Unless an appeal changes the outcome, the ruling to restrict political robocalls based on content alone applies across the nine Western states within the 9th Circuit's jurisdiction. It's also in line with other court decisions across the nation, including an opinion by the 4th Circuit, which oversees four mid-Atlantic states and struck down a similar South Carolina law in 2015.
District courts in Wyoming and Arkansas also have found political robocall laws in those states unconstitutional. The 7th Circuit, which covers three Midwestern states, upheld an Indiana anti-robocall law in 2017, but that court ruled Indiana's statute did not discriminate by content — the law regulated who may be called, not the message.
Debra Bernard, a partner with the law firm Perkins Coie who last year wrote an article on political robocalls for the National Law Journal , said the U.S. Supreme Court may want to weigh in on the issue in the future, given the important constitutional question it addresses.
"Any restrictions on political speech must be carefully scrutinized as such speech is one of the pillars of our democracy," she said.
Montana passed its anti-robocall law in 1991, the same year the federal Telephone Consumer Protection Act became effective. The federal law bars political robocalls to mobile devices without prior consent, but it does allow them to landline phones, according to the Federal Communications Commission.
The Montana law, by contrast, called for a $2,500 fine for robocalls that are related to a political campaign, as well as calls that aim to sell a good or service, solicit information or gather data.
A Michigan-based company called Victory Processing sued, saying it wanted to use robocalls to engage in political speech in Montana in the future but the law unconstitutionally limited its speech.
State attorneys defended the law as protecting Montana residents' privacy and tranquility. The law isn't an outright ban of robocalls, but requires a live operator to first announce the topic of the robocall, state officials argued.
A district judge ruled in favor of the law last year. But the 9th Circuit panel reversed that decision.
The judges disagreed with the state's contention that the law doesn't discriminate against political calls because it outlines every conceivable subject of robocall. The law doesn't ban charitable solicitations, for example, Paez wrote.
"Montana has offered no reason why, for example, an automated fundraising call from a political campaign is inherently more intrusive than a similar automated fundraising call from an apolitical nonprofit entity — both would tie up phone lines and answering machines in the exact same manner," the judge wrote.

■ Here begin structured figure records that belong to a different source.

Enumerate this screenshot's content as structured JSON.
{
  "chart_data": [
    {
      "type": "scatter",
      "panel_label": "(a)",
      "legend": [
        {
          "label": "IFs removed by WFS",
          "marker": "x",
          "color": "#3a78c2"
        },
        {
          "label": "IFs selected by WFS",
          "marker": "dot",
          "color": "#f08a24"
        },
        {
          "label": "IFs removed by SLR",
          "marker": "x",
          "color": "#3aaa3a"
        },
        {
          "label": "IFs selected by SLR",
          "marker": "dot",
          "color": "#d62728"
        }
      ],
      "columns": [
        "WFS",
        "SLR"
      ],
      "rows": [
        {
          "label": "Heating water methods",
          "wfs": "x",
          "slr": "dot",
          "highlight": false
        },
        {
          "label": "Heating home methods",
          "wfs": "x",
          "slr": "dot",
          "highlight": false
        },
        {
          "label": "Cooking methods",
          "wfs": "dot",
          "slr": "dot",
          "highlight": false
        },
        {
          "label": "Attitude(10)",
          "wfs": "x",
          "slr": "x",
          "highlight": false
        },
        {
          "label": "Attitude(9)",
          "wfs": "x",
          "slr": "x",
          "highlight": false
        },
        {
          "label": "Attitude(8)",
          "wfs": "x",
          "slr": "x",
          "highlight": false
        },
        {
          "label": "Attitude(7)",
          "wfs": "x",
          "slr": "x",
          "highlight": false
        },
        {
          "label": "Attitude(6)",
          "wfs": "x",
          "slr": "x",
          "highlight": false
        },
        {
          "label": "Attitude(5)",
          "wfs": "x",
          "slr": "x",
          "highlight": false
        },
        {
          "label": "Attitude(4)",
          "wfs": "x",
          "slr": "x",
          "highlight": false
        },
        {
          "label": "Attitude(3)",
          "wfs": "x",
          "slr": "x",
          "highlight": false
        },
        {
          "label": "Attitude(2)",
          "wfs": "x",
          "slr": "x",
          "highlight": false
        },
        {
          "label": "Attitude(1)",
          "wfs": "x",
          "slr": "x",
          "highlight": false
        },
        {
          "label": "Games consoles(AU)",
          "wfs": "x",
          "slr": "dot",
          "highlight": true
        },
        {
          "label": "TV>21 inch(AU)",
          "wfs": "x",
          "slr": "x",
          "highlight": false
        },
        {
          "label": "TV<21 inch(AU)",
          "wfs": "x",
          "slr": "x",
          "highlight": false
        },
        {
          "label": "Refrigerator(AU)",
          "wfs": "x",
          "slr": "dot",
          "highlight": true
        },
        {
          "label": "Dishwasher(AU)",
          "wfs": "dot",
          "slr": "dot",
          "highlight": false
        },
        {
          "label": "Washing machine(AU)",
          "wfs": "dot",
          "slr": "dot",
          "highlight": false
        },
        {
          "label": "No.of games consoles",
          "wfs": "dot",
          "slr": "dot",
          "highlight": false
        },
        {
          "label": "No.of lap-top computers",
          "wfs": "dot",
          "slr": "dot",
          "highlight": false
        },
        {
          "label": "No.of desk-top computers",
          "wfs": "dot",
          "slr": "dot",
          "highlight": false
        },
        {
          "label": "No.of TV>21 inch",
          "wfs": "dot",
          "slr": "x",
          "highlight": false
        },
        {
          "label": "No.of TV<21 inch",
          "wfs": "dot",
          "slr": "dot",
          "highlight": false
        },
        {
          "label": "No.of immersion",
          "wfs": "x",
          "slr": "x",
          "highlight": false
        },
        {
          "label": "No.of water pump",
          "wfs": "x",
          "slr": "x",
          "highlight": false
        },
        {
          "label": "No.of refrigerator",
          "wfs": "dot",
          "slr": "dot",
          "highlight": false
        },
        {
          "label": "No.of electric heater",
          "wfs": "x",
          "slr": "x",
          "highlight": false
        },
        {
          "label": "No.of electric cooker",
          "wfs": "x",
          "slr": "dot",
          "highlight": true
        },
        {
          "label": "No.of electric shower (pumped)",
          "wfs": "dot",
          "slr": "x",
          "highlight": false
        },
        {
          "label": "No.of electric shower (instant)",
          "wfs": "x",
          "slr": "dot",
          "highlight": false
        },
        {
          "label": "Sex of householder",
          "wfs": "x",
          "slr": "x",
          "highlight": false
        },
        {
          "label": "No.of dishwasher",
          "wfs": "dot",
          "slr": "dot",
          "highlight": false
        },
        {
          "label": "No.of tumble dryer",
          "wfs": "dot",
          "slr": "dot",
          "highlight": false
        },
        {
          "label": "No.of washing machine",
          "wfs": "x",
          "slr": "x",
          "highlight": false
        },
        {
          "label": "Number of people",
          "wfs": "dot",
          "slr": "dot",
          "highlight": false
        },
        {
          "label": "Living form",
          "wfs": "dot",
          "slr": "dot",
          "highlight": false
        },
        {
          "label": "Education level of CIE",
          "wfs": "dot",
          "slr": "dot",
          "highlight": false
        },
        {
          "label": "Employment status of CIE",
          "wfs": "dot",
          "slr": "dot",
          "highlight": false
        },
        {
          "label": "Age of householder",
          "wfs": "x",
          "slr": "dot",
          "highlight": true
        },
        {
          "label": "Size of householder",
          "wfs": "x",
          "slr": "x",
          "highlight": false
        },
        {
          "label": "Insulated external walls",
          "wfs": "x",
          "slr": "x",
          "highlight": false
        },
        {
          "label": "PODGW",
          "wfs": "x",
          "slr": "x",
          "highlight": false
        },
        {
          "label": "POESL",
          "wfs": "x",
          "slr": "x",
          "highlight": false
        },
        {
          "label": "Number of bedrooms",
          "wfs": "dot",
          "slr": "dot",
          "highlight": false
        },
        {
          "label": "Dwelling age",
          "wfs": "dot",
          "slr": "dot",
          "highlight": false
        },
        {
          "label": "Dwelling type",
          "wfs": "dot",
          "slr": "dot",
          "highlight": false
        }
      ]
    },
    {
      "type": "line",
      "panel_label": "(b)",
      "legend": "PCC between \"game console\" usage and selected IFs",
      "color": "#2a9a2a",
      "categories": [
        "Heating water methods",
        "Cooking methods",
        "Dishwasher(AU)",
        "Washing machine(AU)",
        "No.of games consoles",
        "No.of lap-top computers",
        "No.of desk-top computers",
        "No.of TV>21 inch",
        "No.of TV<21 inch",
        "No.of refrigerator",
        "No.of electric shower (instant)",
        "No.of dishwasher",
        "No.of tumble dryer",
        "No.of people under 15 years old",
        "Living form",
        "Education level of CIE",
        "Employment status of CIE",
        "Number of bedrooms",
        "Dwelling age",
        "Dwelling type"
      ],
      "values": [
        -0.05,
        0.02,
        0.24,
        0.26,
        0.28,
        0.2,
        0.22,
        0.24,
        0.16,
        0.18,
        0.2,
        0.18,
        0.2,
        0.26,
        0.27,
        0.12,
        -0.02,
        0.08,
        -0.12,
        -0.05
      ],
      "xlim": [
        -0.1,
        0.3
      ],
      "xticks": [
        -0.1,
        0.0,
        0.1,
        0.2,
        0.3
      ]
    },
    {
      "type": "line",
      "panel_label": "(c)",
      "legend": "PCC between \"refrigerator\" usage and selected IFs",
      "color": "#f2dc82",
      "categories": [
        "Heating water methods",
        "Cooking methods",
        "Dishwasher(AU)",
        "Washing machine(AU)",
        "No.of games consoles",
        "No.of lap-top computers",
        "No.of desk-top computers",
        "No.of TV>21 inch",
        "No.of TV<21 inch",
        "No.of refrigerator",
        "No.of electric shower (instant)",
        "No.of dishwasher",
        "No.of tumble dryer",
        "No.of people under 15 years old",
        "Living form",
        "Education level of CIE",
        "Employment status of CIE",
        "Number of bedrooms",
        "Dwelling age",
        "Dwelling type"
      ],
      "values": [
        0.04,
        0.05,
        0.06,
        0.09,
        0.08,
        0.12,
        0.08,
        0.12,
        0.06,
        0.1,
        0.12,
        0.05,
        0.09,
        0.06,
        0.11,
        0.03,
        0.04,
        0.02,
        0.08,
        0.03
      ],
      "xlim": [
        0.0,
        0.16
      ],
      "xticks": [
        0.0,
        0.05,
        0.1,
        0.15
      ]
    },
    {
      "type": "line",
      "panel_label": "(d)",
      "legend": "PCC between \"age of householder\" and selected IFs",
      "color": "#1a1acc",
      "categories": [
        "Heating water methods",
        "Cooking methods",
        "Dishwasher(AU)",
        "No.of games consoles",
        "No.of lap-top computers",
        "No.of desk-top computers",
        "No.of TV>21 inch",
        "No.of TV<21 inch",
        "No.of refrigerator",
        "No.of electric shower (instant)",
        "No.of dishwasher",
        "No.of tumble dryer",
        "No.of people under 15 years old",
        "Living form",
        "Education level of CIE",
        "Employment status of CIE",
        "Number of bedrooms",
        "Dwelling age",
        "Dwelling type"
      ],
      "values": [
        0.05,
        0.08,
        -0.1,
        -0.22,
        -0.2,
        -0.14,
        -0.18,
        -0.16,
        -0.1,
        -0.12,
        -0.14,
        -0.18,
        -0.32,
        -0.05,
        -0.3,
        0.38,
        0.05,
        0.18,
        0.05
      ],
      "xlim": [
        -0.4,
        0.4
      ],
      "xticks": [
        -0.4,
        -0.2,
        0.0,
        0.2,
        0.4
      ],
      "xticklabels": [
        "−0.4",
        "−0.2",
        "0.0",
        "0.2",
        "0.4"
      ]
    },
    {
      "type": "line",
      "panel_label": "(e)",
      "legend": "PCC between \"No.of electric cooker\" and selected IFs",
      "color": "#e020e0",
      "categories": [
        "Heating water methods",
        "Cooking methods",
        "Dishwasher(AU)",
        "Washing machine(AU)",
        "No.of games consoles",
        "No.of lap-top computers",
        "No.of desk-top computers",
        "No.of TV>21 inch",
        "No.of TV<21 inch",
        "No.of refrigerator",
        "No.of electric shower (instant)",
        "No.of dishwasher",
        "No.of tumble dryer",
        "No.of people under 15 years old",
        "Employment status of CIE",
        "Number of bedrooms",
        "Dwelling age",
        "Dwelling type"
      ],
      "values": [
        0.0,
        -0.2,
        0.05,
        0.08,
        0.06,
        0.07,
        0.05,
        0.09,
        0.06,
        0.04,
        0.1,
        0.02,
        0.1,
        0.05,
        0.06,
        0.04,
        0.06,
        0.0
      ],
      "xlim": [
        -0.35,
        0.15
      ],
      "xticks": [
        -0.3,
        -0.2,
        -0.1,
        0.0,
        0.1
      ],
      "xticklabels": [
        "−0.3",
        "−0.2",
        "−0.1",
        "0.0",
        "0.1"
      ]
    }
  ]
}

Montana Attorney General Tim Fox said he was disappointed by the decision and that he vigorously defends Montana's robocall restrictions.
"My staff and I will fully review this decision and determine if there's an appeal path going forward, or if Montana's Legislature may need to address statutory issues during its next session," he said.
The ruling means Montana voters may receive more automated calls as the 2020 elections approach. Montana Commissioner of Political Practices Jess Mangan said the state's campaign finance laws apply to robocalls, and political committees will have to have attribution in the calls and report their spending on them.